My Goal Was to Finish and Not Die




On Why A Man With Nothing To Prove Runs Himself To The Edge On Purpose

June 24, 2026

So … I ran a marathon two years ago. The BMO, here in Vancouver. And I want to tell you about my goal, because I am proud of it.

My goal was to finish and not die.

That was it. The whole plan. Not a time. Not a personal best. Not to beat anyone. Just: cross the line, and remain alive while doing so.

I am happy to report I accomplished both.

It was close, mind you. Somewhere after the thirty kilometer mark, my body began filing formal complaints. I felt like fainting, a few times. I felt like quitting, more than a few. And once or twice, somewhere in those last stretches, I genuinely felt like I might die, right there on the pavement, in front of strangers, in a numbered bib.

But I didn’t. I kept going. One foot, then the other, the way you do when stopping has somehow become harder than continuing.

And I finished.

* * *

When I got home, Sue looked at me, sweat-soaked, wrecked, barely vertical, and she said, with real feeling, “You are my hero, Richard.”

And I said, “I know.”

(A good husband would have said something humble. I said “I know.” This is why we have been married forty years, she has learned to lower the bar and I have learned to clear it.)

* * *

People ask me why. Why would a man my age, with nothing to prove and knees that have opinions now, get up before dawn and run himself to the edge of collapse on purpose?

It is a fair question. Nobody made me do it. There was no prize. There was no one chasing me. I paid money, actual money, for the privilege of suffering for several hours and then limping for a week.

And the honest answer is: because something in me needs it.

I have come to believe that a life with no hard thing in it is not actually an easier life. It is a smaller one.

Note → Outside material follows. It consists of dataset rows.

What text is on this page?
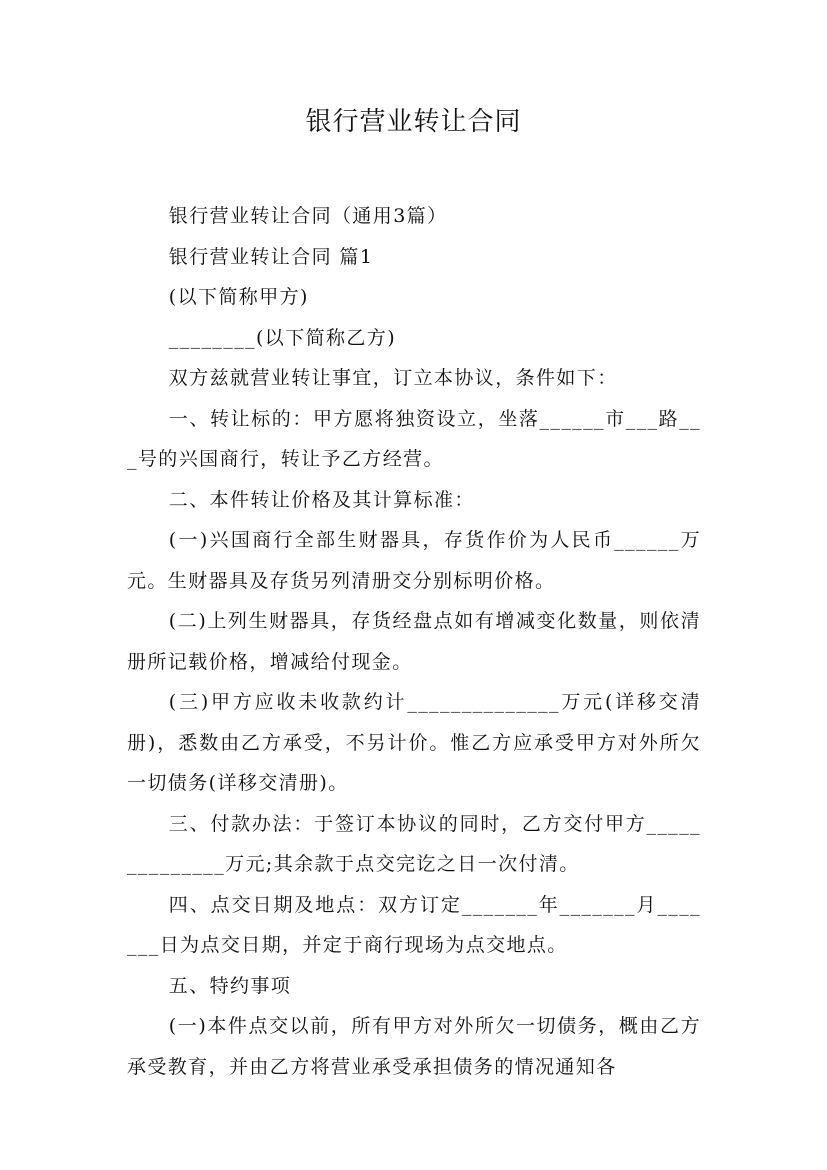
银行营业转让合同

银行营业转让合同（通用3篇）

银行营业转让合同 篇1

(以下简称甲方)

________(以下简称乙方)

双方兹就营业转让事宜，订立本协议，条件如下：

一、转让标的：甲方愿将独资设立，坐落______市___路___号的兴国商行，转让予乙方经营。

二、本件转让价格及其计算标准：

(一)兴国商行全部生财器具，存货作价为人民币______万元。生财器具及存货另列清册交分别标明价格。

(二)上列生财器具，存货经盘点如有增减变化数量，则依清册所记载价格，增减给付现金。

(三)甲方应收未收款约计______________万元(详移交清册)，悉数由乙方承受，不另计价。惟乙方应承受甲方对外所欠一切债务(详移交清册)。

三、付款办法：于签订本协议的同时，乙方交付甲方______________万元;其余款于点交完讫之日一次付清。

四、点交日期及地点：双方订定_______年_______月_______日为点交日期，并定于商行现场为点交地点。

五、特约事项

(一)本件点交以前，所有甲方对外所欠一切债务，概由乙方承受教育，并由乙方将营业承受承担债务的情况通知各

We think we want comfort, the soft chair, the level path, the day with nothing difficult in it. And then we get a stretch of exactly that, and something inside us goes quiet and grey and starts to wither. We were not built to coast. We were built to climb, and ache, and arrive somewhere we weren’t sure we could reach.

The marathon is just the version of that I can sign up for online. But it is the same hunger underneath every real thing, the long marriage, the raising of a child, the work you can’t do well without it costing you. We don’t grow in the soft chair. We grow at kilometer thirty-one, when every reasonable part of you wants to stop and one stubborn part says: not yet.

* * *

I will run again next year, God willing, and the knees willing, which is a separate and less reliable authority.

My goal will be the same. It is always the same now.

Finish. And not die.

And when I cross the line, wrecked and barely upright, I will come home to Sue, and she will tell me I’m her hero.

And I will say, “I know.”

Because at sixty-seven, you take the win, and you do not pretend it was nothing.